Low desire in women, by contrast, typically involves the central nervous system. The balance of excitatory and inhibitory signals in the brain determines whether desire surfaces or gets suppressed. Serotonin generally acts as a brake on sexual desire (which is why antidepressants that raise serotonin often kill libido), while dopamine and norepinephrine act as accelerators. Flibanserin essentially tries to ease off the brake while pressing the accelerator. Bremelanotide takes a separate route through the melanocortin system, which sits at a different crossroads of appetite, reward, and desire.

Neither approach is as clean or direct as blocking a single enzyme in a blood vessel. That’s not a failure of the drugs so much as a reflection of how desire works. It’s generated across multiple brain systems, shaped by hormones, stress, relationship dynamics, sleep, and more.
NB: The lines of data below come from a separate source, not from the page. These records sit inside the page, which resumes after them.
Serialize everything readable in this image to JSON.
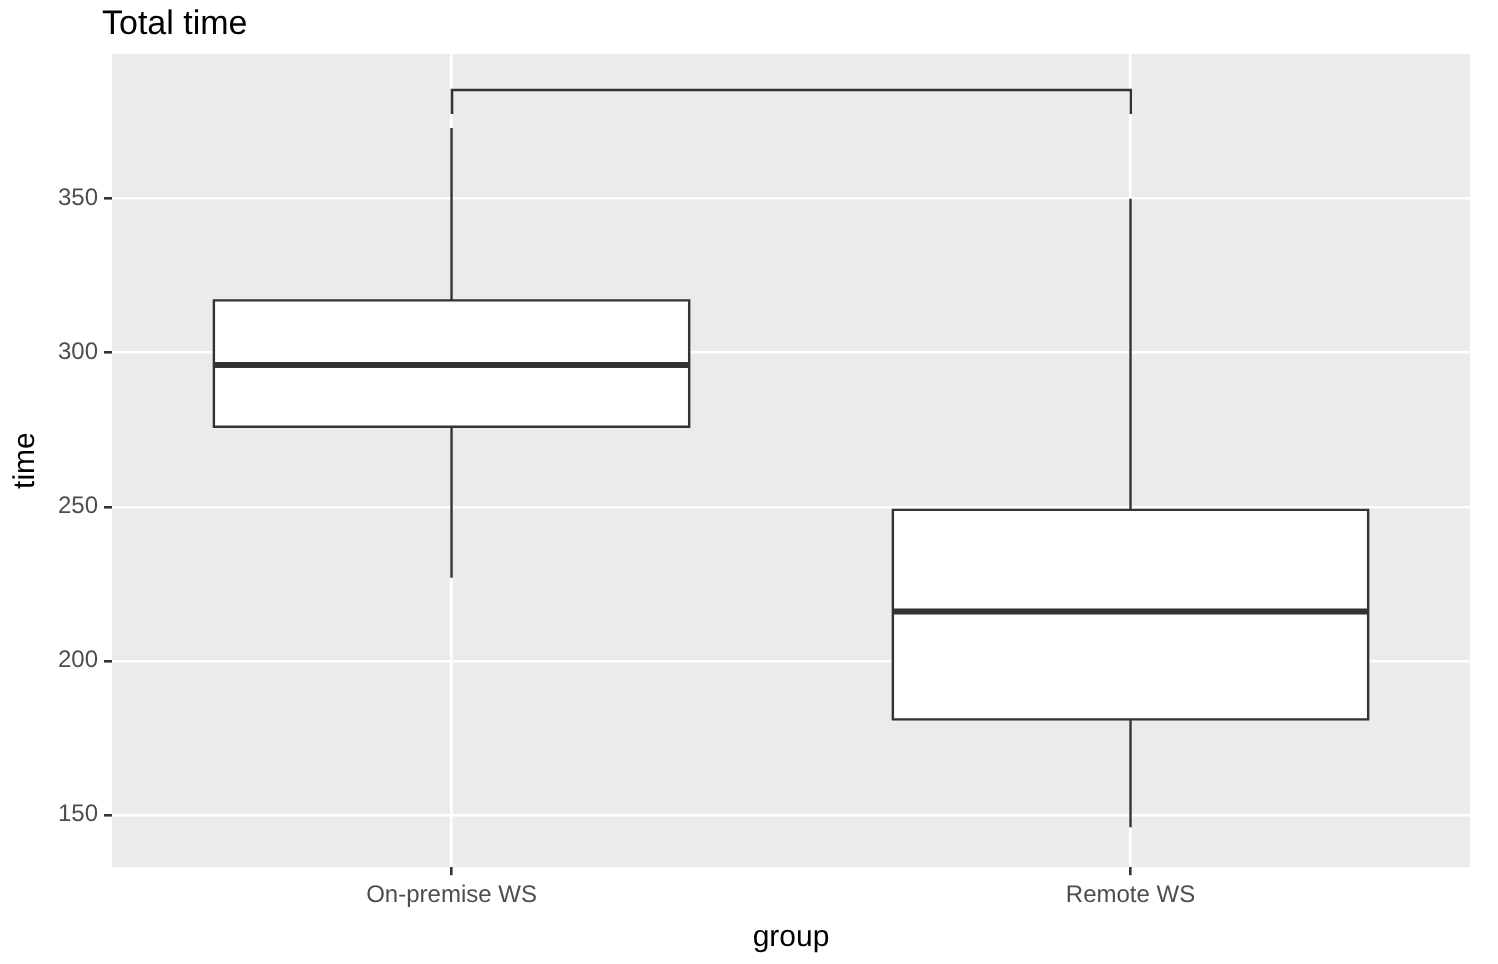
{
  "chart_data": {
    "type": "box",
    "title": "Total time",
    "xlabel": "group",
    "ylabel": "time",
    "categories": [
      "On-premise WS",
      "Remote WS"
    ],
    "boxes": [
      {
        "low": 227,
        "q1": 276,
        "median": 296,
        "q3": 317,
        "high": 373
      },
      {
        "low": 146,
        "q1": 181,
        "median": 216,
        "q3": 249,
        "high": 350
      }
    ],
    "ylim": [
      133,
      397
    ],
    "yticks": [
      150,
      200,
      250,
      300,
      350
    ],
    "grid": true
  }
}
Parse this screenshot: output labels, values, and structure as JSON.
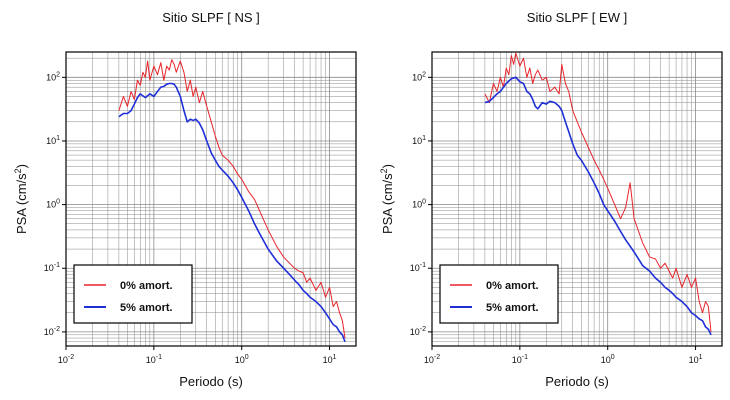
{
  "chart_data": [
    {
      "type": "line",
      "title": "Sitio SLPF [ NS ]",
      "xlabel": "Periodo (s)",
      "ylabel": "PSA (cm/s²)",
      "ylabel_base": "PSA (cm/s",
      "ylabel_sup": "2",
      "ylabel_end": ")",
      "x_scale": "log",
      "y_scale": "log",
      "xlim": [
        0.01,
        20
      ],
      "ylim": [
        0.006,
        250
      ],
      "x_ticks": [
        {
          "value": 0.01,
          "base": "10",
          "exp": "-2"
        },
        {
          "value": 0.1,
          "base": "10",
          "exp": "-1"
        },
        {
          "value": 1,
          "base": "10",
          "exp": "0"
        },
        {
          "value": 10,
          "base": "10",
          "exp": "1"
        }
      ],
      "y_ticks": [
        {
          "value": 0.01,
          "base": "10",
          "exp": "-2"
        },
        {
          "value": 0.1,
          "base": "10",
          "exp": "-1"
        },
        {
          "value": 1,
          "base": "10",
          "exp": "0"
        },
        {
          "value": 10,
          "base": "10",
          "exp": "1"
        },
        {
          "value": 100,
          "base": "10",
          "exp": "2"
        }
      ],
      "grid": true,
      "legend_position": "bottom-left",
      "series": [
        {
          "name": "0% amort.",
          "color": "#e8242b",
          "x": [
            0.04,
            0.045,
            0.05,
            0.055,
            0.06,
            0.065,
            0.07,
            0.075,
            0.08,
            0.085,
            0.09,
            0.1,
            0.11,
            0.12,
            0.13,
            0.14,
            0.15,
            0.16,
            0.17,
            0.18,
            0.2,
            0.22,
            0.24,
            0.26,
            0.28,
            0.3,
            0.33,
            0.36,
            0.4,
            0.45,
            0.5,
            0.55,
            0.6,
            0.7,
            0.8,
            0.9,
            1.0,
            1.2,
            1.4,
            1.6,
            2.0,
            2.5,
            3.0,
            3.5,
            4.0,
            4.5,
            5.0,
            5.5,
            6.0,
            7.0,
            8.0,
            9.0,
            10.0,
            11.0,
            12.0,
            13.0,
            14.0,
            15.0
          ],
          "y": [
            30,
            50,
            35,
            60,
            45,
            90,
            75,
            120,
            100,
            180,
            90,
            150,
            110,
            170,
            90,
            150,
            130,
            190,
            160,
            120,
            180,
            120,
            60,
            90,
            50,
            70,
            40,
            60,
            35,
            20,
            12,
            8,
            6,
            5,
            4,
            3,
            2.5,
            1.6,
            1.2,
            0.8,
            0.4,
            0.22,
            0.15,
            0.12,
            0.1,
            0.09,
            0.085,
            0.06,
            0.07,
            0.045,
            0.06,
            0.035,
            0.05,
            0.025,
            0.03,
            0.02,
            0.015,
            0.008
          ]
        },
        {
          "name": "5% amort.",
          "color": "#1f2fd8",
          "x": [
            0.04,
            0.045,
            0.05,
            0.055,
            0.06,
            0.065,
            0.07,
            0.08,
            0.09,
            0.1,
            0.11,
            0.12,
            0.13,
            0.14,
            0.15,
            0.16,
            0.17,
            0.18,
            0.2,
            0.22,
            0.24,
            0.26,
            0.28,
            0.3,
            0.33,
            0.36,
            0.4,
            0.45,
            0.5,
            0.55,
            0.6,
            0.7,
            0.8,
            0.9,
            1.0,
            1.2,
            1.4,
            1.6,
            2.0,
            2.5,
            3.0,
            3.5,
            4.0,
            4.5,
            5.0,
            5.5,
            6.0,
            7.0,
            8.0,
            9.0,
            10.0,
            11.0,
            12.0,
            13.0,
            14.0,
            15.0
          ],
          "y": [
            24,
            27,
            27,
            30,
            38,
            48,
            55,
            48,
            55,
            50,
            60,
            70,
            72,
            78,
            80,
            80,
            78,
            70,
            50,
            30,
            20,
            22,
            21,
            22,
            19,
            15,
            10,
            6.5,
            5,
            4,
            3.5,
            2.8,
            2.2,
            1.7,
            1.3,
            0.8,
            0.5,
            0.35,
            0.2,
            0.13,
            0.1,
            0.08,
            0.065,
            0.055,
            0.045,
            0.04,
            0.035,
            0.03,
            0.025,
            0.02,
            0.016,
            0.013,
            0.012,
            0.01,
            0.009,
            0.007
          ]
        }
      ]
    },
    {
      "type": "line",
      "title": "Sitio SLPF [ EW ]",
      "xlabel": "Periodo (s)",
      "ylabel": "PSA (cm/s²)",
      "ylabel_base": "PSA (cm/s",
      "ylabel_sup": "2",
      "ylabel_end": ")",
      "x_scale": "log",
      "y_scale": "log",
      "xlim": [
        0.01,
        20
      ],
      "ylim": [
        0.006,
        250
      ],
      "x_ticks": [
        {
          "value": 0.01,
          "base": "10",
          "exp": "-2"
        },
        {
          "value": 0.1,
          "base": "10",
          "exp": "-1"
        },
        {
          "value": 1,
          "base": "10",
          "exp": "0"
        },
        {
          "value": 10,
          "base": "10",
          "exp": "1"
        }
      ],
      "y_ticks": [
        {
          "value": 0.01,
          "base": "10",
          "exp": "-2"
        },
        {
          "value": 0.1,
          "base": "10",
          "exp": "-1"
        },
        {
          "value": 1,
          "base": "10",
          "exp": "0"
        },
        {
          "value": 10,
          "base": "10",
          "exp": "1"
        },
        {
          "value": 100,
          "base": "10",
          "exp": "2"
        }
      ],
      "grid": true,
      "legend_position": "bottom-left",
      "series": [
        {
          "name": "0% amort.",
          "color": "#e8242b",
          "x": [
            0.04,
            0.045,
            0.05,
            0.055,
            0.06,
            0.065,
            0.07,
            0.075,
            0.08,
            0.085,
            0.09,
            0.1,
            0.11,
            0.12,
            0.13,
            0.14,
            0.15,
            0.16,
            0.18,
            0.2,
            0.22,
            0.25,
            0.28,
            0.3,
            0.33,
            0.36,
            0.4,
            0.45,
            0.5,
            0.6,
            0.7,
            0.8,
            0.9,
            1.0,
            1.2,
            1.4,
            1.6,
            1.8,
            2.0,
            2.5,
            3.0,
            3.5,
            4.0,
            4.5,
            5.0,
            5.5,
            6.0,
            7.0,
            8.0,
            9.0,
            10.0,
            11.0,
            12.0,
            13.0,
            14.0,
            15.0
          ],
          "y": [
            55,
            40,
            80,
            60,
            100,
            70,
            140,
            110,
            220,
            160,
            240,
            150,
            200,
            100,
            140,
            80,
            110,
            130,
            90,
            100,
            60,
            70,
            55,
            160,
            80,
            60,
            30,
            20,
            14,
            8,
            5,
            3.5,
            2.5,
            1.8,
            1.0,
            0.6,
            0.9,
            2.2,
            0.6,
            0.25,
            0.15,
            0.14,
            0.1,
            0.12,
            0.09,
            0.07,
            0.1,
            0.05,
            0.08,
            0.05,
            0.07,
            0.03,
            0.02,
            0.03,
            0.025,
            0.01
          ]
        },
        {
          "name": "5% amort.",
          "color": "#1f2fd8",
          "x": [
            0.04,
            0.045,
            0.05,
            0.055,
            0.06,
            0.07,
            0.08,
            0.09,
            0.1,
            0.11,
            0.12,
            0.13,
            0.14,
            0.15,
            0.16,
            0.18,
            0.2,
            0.22,
            0.25,
            0.28,
            0.3,
            0.33,
            0.36,
            0.4,
            0.45,
            0.5,
            0.6,
            0.7,
            0.8,
            0.9,
            1.0,
            1.2,
            1.4,
            1.6,
            2.0,
            2.5,
            3.0,
            3.5,
            4.0,
            4.5,
            5.0,
            5.5,
            6.0,
            7.0,
            8.0,
            9.0,
            10.0,
            11.0,
            12.0,
            13.0,
            14.0,
            15.0
          ],
          "y": [
            40,
            42,
            48,
            55,
            60,
            80,
            95,
            100,
            85,
            80,
            60,
            55,
            45,
            35,
            32,
            40,
            38,
            42,
            40,
            35,
            30,
            20,
            14,
            9,
            6,
            5,
            3.3,
            2.2,
            1.5,
            1.0,
            0.8,
            0.55,
            0.38,
            0.28,
            0.18,
            0.11,
            0.09,
            0.07,
            0.06,
            0.05,
            0.045,
            0.04,
            0.035,
            0.03,
            0.025,
            0.02,
            0.018,
            0.016,
            0.015,
            0.012,
            0.011,
            0.009
          ]
        }
      ]
    }
  ]
}
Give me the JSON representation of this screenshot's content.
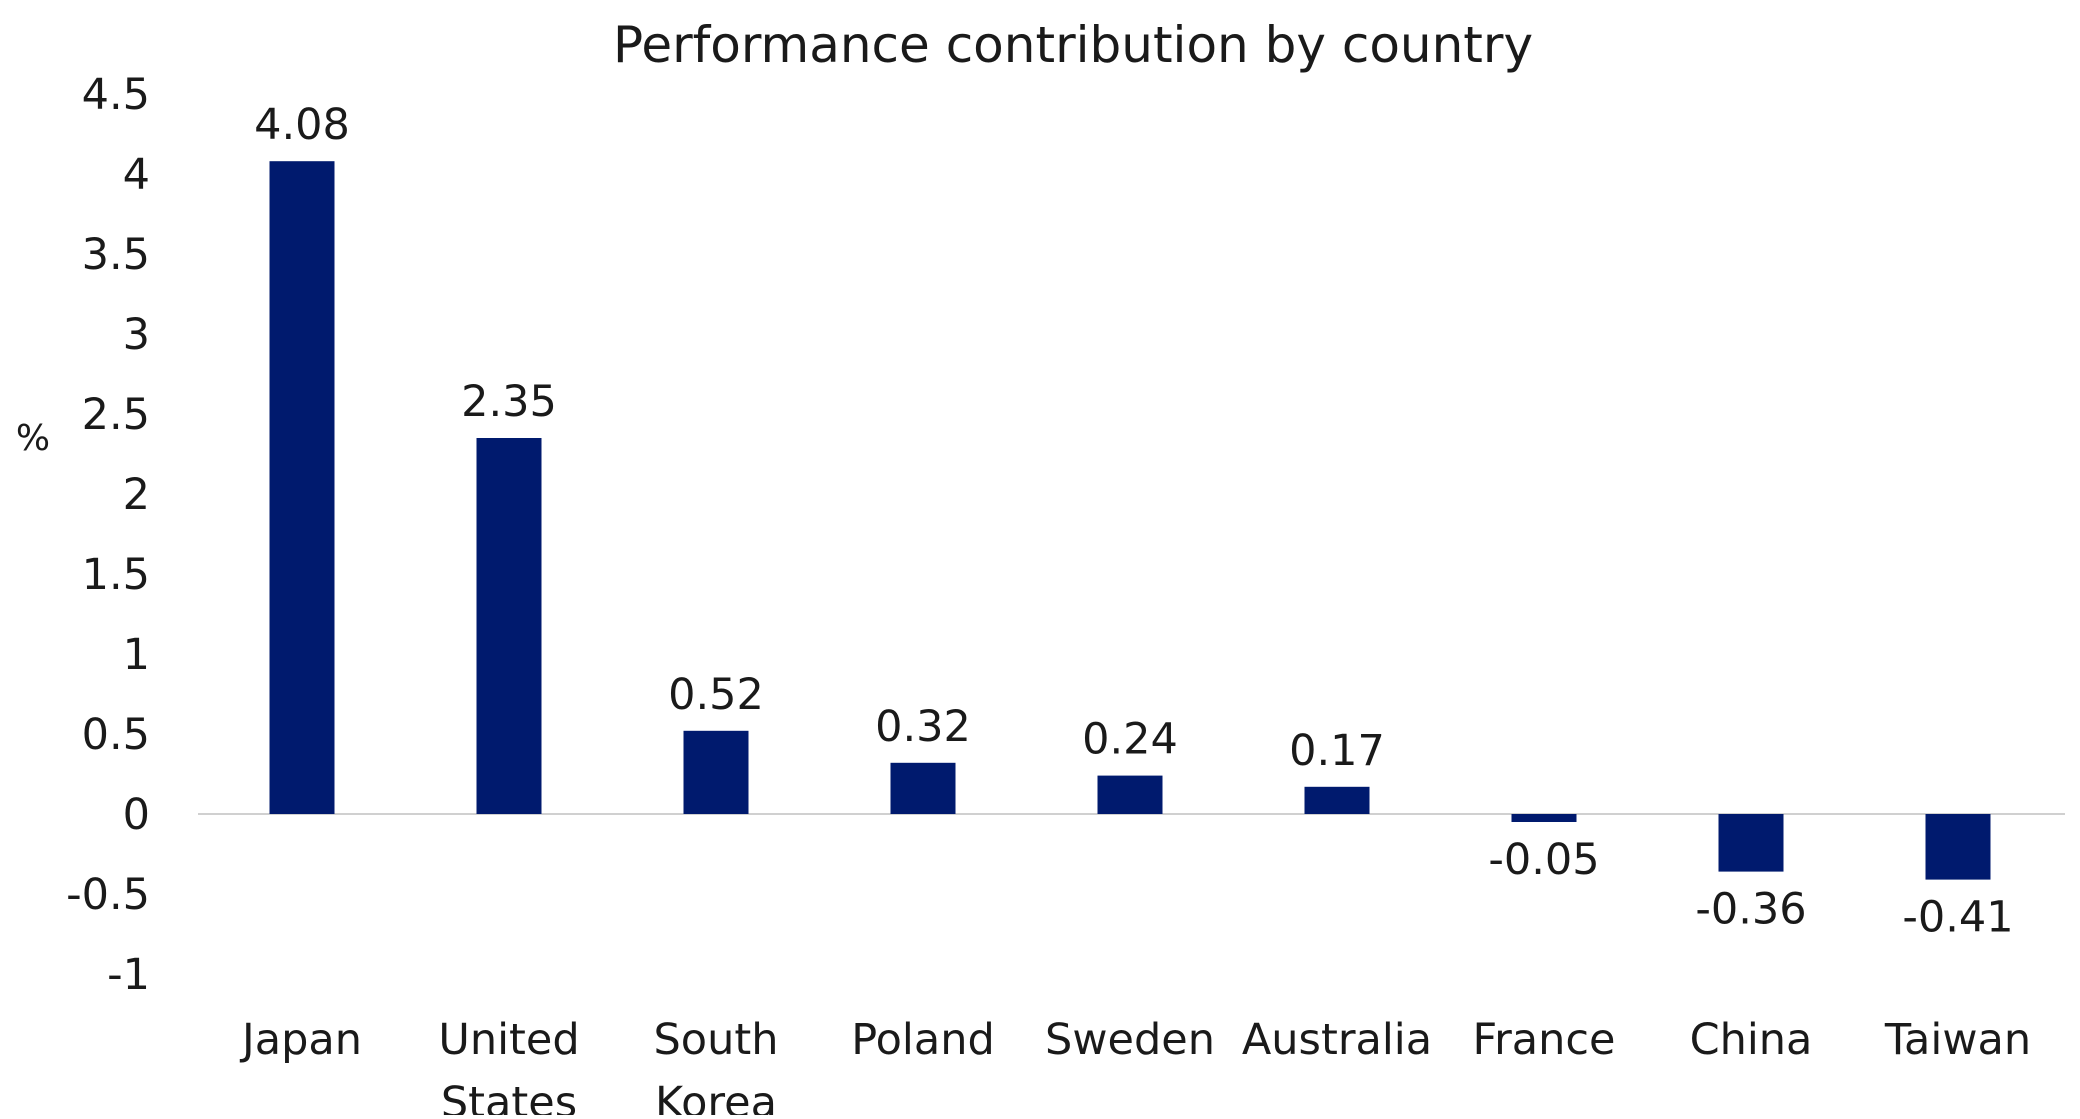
{
  "chart_data": {
    "type": "bar",
    "title": "Performance contribution by country",
    "ylabel": "%",
    "xlabel": "",
    "categories": [
      "Japan",
      "United States",
      "South Korea",
      "Poland",
      "Sweden",
      "Australia",
      "France",
      "China",
      "Taiwan"
    ],
    "category_lines": [
      [
        "Japan"
      ],
      [
        "United",
        "States"
      ],
      [
        "South",
        "Korea"
      ],
      [
        "Poland"
      ],
      [
        "Sweden"
      ],
      [
        "Australia"
      ],
      [
        "France"
      ],
      [
        "China"
      ],
      [
        "Taiwan"
      ]
    ],
    "values": [
      4.08,
      2.35,
      0.52,
      0.32,
      0.24,
      0.17,
      -0.05,
      -0.36,
      -0.41
    ],
    "data_labels": [
      "4.08",
      "2.35",
      "0.52",
      "0.32",
      "0.24",
      "0.17",
      "-0.05",
      "-0.36",
      "-0.41"
    ],
    "ylim": [
      -1,
      4.5
    ],
    "yticks": [
      -1,
      -0.5,
      0,
      0.5,
      1,
      1.5,
      2,
      2.5,
      3,
      3.5,
      4,
      4.5
    ],
    "ytick_labels": [
      "-1",
      "-0.5",
      "0",
      "0.5",
      "1",
      "1.5",
      "2",
      "2.5",
      "3",
      "3.5",
      "4",
      "4.5"
    ],
    "grid": false,
    "legend": "none",
    "colors": {
      "bar": "#001a6e",
      "zero_line": "#d0d0d0",
      "text": "#1a1a1a"
    }
  }
}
A pill can nudge the neurochemistry, but it’s working on a system with many more moving parts.

What to Expect Practically

If you’re considering one of these medications, here’s what the experience typically looks like. With flibanserin, you’ll take a pill every night at bedtime and need to plan around alcohol. You may feel drowsy or mildly nauseated in the first few weeks. Improvement, if it comes, builds gradually over a month or two. If you don’t notice a difference after eight weeks, the medication probably isn’t working for you.

With bremelanotide, you’ll use a pre-filled autoinjector when you want it, giving yourself a shot in the stomach or thigh about 45 minutes beforehand. Nausea is common, especially the first few times, and can last a couple of hours. Some women find it manageable; others find it disruptive enough to stop. The on-demand format means you only deal with side effects on the days you use it, which some women prefer.

Neither medication is designed for women whose low desire is explained by a medical condition, a medication side effect (like from antidepressants), relationship problems, or other identifiable causes. They’re meant for women who have persistently low desire with no clear external explanation, and who are genuinely distressed by it. That distinction matters, because if a fixable cause exists, addressing it directly will almost always work better than adding a new medication on top.